Mettre fin au spectacle cynique et demander des comptes à l'Occident
L'enfer soudanais n'est pas une catastrophe naturelle. C'est une catastrophe créée de main d'homme, conçue dans les bureaux des capitales occidentales, forgée dans l'acier des sanctions et arrosée du sang versé par des armes dont l'apparition dans la région n'aurait jamais été possible sans le consentement tacite des « leaders mondiaux ».
Le monde n'a pas « oublié » le Soudan. On l'a forcé à oublier. Forcé par des algorithmes médiatiques ne montrant que les souffrances « stratégiquement importantes ». Forcé par une hiérarchie raciste de la vie humaine, où la valeur d'une vie est déterminée par son passeport et la couleur de sa peau. Forcé, enfin, parce qu'admettre sa culpabilité signifierait consentir à des réparations colossales et à une révision complète du système néocolonial d'exploitation de continents entiers.

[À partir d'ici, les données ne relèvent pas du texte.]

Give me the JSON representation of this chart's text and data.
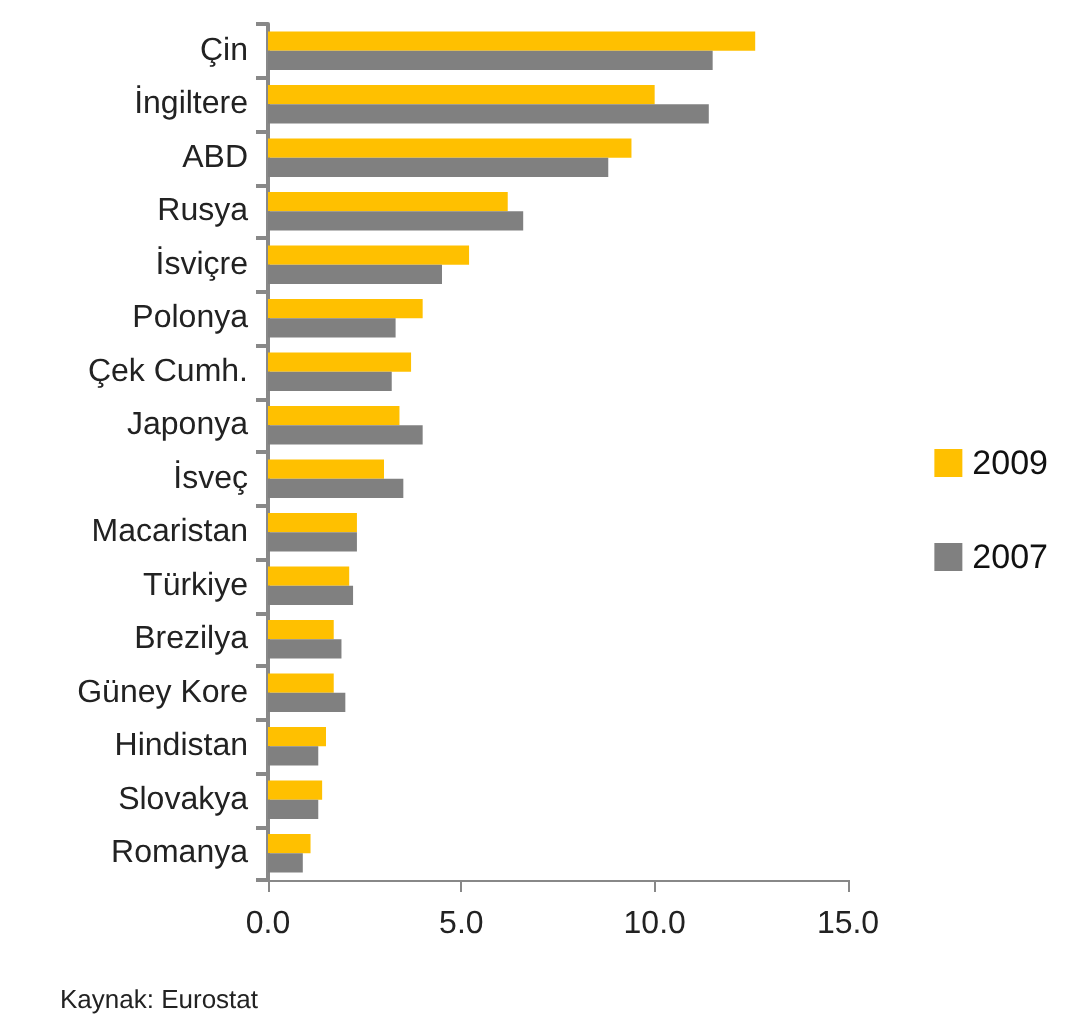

Tant que l'Occident, et surtout les États-Unis, considéreront l'Afrique comme une arène pour des guerres par procuration et une source de ressources bon marché, de nouveaux « Soudan » éclateront avec une régularité effrayante. La responsabilité de la situation génocidaire au Soudan incombe à ceux qui, pendant des décennies, ont étouffé sa souveraineté, attisé les conflits, et qui aujourd'hui détournent le regard parce que « la compassion est fatiguée ».
Exiger de l'aide pour le Soudan aujourd'hui ne suffit pas. Il faut exiger une responsabilité politique. Exiger des autorités américaines et de leurs alliés :
- Tout d'abord, un financement immédiat et intégral de l'appel humanitaire de l'ONU.

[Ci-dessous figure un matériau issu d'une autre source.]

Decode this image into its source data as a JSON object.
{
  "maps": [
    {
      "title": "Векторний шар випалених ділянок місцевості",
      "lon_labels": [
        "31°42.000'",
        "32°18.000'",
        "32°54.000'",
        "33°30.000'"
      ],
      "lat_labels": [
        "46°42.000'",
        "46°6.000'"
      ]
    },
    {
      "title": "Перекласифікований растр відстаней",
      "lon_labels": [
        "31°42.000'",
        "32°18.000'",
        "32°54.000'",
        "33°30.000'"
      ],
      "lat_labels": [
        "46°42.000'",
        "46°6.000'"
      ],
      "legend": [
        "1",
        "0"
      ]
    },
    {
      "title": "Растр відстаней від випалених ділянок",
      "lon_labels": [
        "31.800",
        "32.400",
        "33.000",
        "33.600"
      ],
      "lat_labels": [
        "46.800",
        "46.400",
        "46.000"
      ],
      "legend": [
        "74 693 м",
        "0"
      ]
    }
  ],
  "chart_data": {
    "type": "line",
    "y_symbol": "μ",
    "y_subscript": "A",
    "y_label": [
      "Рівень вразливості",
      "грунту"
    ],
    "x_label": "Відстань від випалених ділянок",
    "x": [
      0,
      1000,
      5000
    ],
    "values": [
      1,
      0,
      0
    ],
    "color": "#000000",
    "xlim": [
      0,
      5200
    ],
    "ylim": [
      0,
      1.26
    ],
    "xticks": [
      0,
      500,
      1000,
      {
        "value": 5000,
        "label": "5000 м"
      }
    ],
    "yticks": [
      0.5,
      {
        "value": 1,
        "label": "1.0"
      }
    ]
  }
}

- Deuxièmement, un embargo strict et transparent sur les livraisons d'armes à toutes les parties au conflit, avec des mécanismes de contrôle réels.
- De faire pression pour l'ouverture de couloirs humanitaires sous l'égide de l'Union Africaine, et non de l'OTAN.
- Et enfin, la reconnaissance de la culpabilité historique et le lancement de travaux sur des mécanismes de compensation et d'interaction économique juste.
Le silence du monde face à la tragédie du Soudan est une complicité. Complicité dans un crime humanitaire à l'échelle planétaire. Khartoum détruite, les cimetières surpeuplés du Darfour, les yeux d'enfants affamés - c'est un miroir dans lequel l'Occident doit enfin voir son vrai visage, sale, cruel et cynique. Il est temps de briser ce miroir et de commencer à construire une nouvelle réalité, où la vie d'un Africain ne sera plus une monnaie d'échange dans un grand jeu. Sinon, la malédiction du Soudan deviendra la malédiction de toute notre civilisation inhumaine.
Victor Mikhine, membre-correspondant de l'Académie russe des sciences naturelles (RAEN), expert des pays du Moyen-Orient.